Dear ATPunter
It would greatly improve your experience of the Prestatyn weekend if you were to speedread the following ten texts in preparation.
Ferry's pocket guide will give you cultural and historical context for the venue. At ATP at Camber Sands Pontins in 2001, Mark Shippy of Chicago's US Maple asked me, genuinely, if Pontins was some kind of internment centre for young offenders. He failed to understand the British holiday camp experience. I, however, have entered trivia quizzes at Butlins Minehead both as a genuine child and a genuine adult ATP attendee.
Bone up on the Welsh godfather of all the music you love headlining the festival that stole his song title on the shores of his native land.
Dan Rhodes is my favourite living writer. I met him through a Giant Sand bootleg trade in the early '90s and he turned me on to the 13th Floor Elevators, both of whom are here. The Professor Who Got Stuck In The Snow is his latest, and hilarious, satire of belief and scepticism. Timoleon Vieta is the best of his back catalogue. The reclusive Rhodes will be reading and speaking here.

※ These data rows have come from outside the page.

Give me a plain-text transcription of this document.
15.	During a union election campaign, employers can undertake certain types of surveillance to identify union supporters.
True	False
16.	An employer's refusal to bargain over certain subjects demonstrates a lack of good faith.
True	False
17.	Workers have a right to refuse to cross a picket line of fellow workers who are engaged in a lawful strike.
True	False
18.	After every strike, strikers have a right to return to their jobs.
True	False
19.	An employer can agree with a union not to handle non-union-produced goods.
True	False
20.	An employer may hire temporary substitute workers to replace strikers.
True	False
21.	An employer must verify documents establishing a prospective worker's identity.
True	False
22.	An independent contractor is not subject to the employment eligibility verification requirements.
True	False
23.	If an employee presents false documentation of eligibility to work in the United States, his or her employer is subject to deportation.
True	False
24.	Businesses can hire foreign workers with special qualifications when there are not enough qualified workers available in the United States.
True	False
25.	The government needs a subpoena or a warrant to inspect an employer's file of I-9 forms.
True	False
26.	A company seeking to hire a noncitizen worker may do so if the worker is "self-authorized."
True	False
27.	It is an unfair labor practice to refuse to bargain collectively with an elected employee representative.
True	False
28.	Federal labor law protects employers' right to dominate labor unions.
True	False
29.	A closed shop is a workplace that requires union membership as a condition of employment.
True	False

Andy Miller's The Year Of Reading Dangerously asks what the role of reading is in the modern world, and he will be hosting his Read Yourself Fitter workshop in order to help you to read too.
Dave Graney and The Mistly have come over from Melbourne to play, and the veteran Australian auteur's book is an arch manual on the art of the nature of the performer that both inspired and comforted me.
DJ, cratedigger, critic and curator Jonny Trunk is all over this festival. Here's a book he edited compiling the archive of the quintessentially British children's TV creators Postgate and Firmin, outsider artists who chose kids' telly as their medium for subversion. I wrote the introduction for it. We will be screening the duo's classic Clangers series on Saturday and Sunday morning. Oddly, a character in Dan Rhodes' Timeleon Vieta Come Home appears to be at least partly based on Clangers composer Vernon Elliot.
Drummond's book is the definitive Erickson study. Roky himself will be reliving the music of the Elevators live, something which none of us ever thought we'd see, surely?
This is my book, by me, which I wrote, about stand-up, and it steals its title from a song by Mission of Burma, who are playing this weekend.
This is Bridget's book, about stand-up and feminism, by her, which she wrote, and she will be talking about it live on stage to Andy Miller.